Amenazaba lluvia, y detrás de las nubes oscuras y los claros cárdenos se oían
truenos prolongados, no de mucho estruendo, como si alguien estuviera moviendo
muebles de un lado a otro en uno de los pisos de arriba.
Un
día de esos que nos roba de la vida el desaliento y la apatía y no iba a ser
recuperable, un día perdido.
Padre,
¿es cierto eso que con la edad, al igual que las serpientes, acumulas más
veneno?
Hoy ya estoy escrito y envenenado, sentenciaba drásticamente Brell el
Viejo hacia el mediodía, como aquel otro que enroscaba la estilográfica, miraba
con un poco de asco las cuartillas ensangrentadas y abandonaba el escritorio
para arrellanarse en el sillón con un libro (Gómez de la Serna, Baroja, el
mejor Blasco, las Conversaciones goetheianas
o los Complementarios de Machado) en las manos.
Acábose el remedo de la escritura, un reflejo de sombras negras.
(Ignacio Holmes hasta se
abrigaba con un makferland, se cubría con gorra a cuadros y se llevaba a los
dientes la cachimba: te escrutaba el rostro hasta dar con tus pecados, hijo de
puta, sé lo que lees revolucionario de mierda, mereces la muerte, que dijo
Billy el Niño sin desenfundar el revólver, destrozándote cuatro dientes de un
solo puñetazo en la quijada inferior).
Parafraseando
muy a la ligera a Eugeni D’Ors: Para mí hay dos clases de persona: los que leen
y los que no me interesan absolutamente nada.
Lee, ya viejo, a Catulo: tampoco yo desperdicié mis días, romano.

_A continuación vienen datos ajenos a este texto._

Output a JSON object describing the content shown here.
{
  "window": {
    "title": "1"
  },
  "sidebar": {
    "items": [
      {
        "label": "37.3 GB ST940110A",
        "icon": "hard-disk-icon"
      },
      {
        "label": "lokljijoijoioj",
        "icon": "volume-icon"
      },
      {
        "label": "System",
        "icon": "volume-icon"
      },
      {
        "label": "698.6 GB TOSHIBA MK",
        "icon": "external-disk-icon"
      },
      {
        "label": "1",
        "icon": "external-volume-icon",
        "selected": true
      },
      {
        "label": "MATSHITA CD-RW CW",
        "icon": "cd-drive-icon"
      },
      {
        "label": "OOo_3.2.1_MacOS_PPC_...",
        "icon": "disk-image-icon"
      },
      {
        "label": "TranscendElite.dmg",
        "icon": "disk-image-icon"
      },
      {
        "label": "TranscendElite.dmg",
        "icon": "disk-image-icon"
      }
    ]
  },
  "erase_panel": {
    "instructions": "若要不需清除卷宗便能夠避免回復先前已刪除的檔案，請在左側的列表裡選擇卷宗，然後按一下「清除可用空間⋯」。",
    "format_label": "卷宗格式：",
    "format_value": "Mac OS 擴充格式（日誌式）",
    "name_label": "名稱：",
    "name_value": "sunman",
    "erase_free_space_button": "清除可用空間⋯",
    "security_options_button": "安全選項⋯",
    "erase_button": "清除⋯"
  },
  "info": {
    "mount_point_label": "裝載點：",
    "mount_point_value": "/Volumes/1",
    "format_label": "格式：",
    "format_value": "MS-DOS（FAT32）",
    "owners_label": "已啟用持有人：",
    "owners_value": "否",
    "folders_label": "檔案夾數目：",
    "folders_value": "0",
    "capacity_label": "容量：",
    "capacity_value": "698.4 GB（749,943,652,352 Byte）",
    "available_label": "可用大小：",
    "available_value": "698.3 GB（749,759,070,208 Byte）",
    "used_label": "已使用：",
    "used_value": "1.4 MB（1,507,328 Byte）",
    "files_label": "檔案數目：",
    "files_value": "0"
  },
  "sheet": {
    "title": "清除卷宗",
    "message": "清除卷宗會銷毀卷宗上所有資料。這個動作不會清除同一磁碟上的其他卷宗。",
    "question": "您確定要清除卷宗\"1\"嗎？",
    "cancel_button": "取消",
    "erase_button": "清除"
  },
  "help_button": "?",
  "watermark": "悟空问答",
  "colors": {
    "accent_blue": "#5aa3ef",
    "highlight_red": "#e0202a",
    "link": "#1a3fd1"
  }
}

No me gustan esos libros, no llevan santos.
Pues hazte con ese grueso volumen de la derecha: Panorama Pintoresco.
Bisabuelo, me voy al mundo .
Tercer estante, a la izquierda.
No llego a esa altura.
Ponte el salacot.
¿Fue largo tu viaje?
No fui Rimbaud, amancebado con indígenas y abusador de un criado,
expoeta, traficante de armas (tomar) y puede que hasta de esclavos. No me
encerré en un armario para aprender árabe. Y todo para acabar preguntándome si
podría vivir de rentas a los treinta años, afirmando que los negros son
estúpidos, con una pierna amputada al final del viaje, alimentado como un niño
por un hermana caritativa y confesándome atemorizado a un cura ante la idea de
la muerte. Yo me limité a ser un niño aventurero.
Enumera el exotismo, y no olvides la edad provecta –está bajo tierra- del
bisabuelo maestro de escuela: dibuja su tiempo, sus monumentos que a punto
estuvieron de acabar en ruina y piedra sola, polvo nada más, y el tiempo ido.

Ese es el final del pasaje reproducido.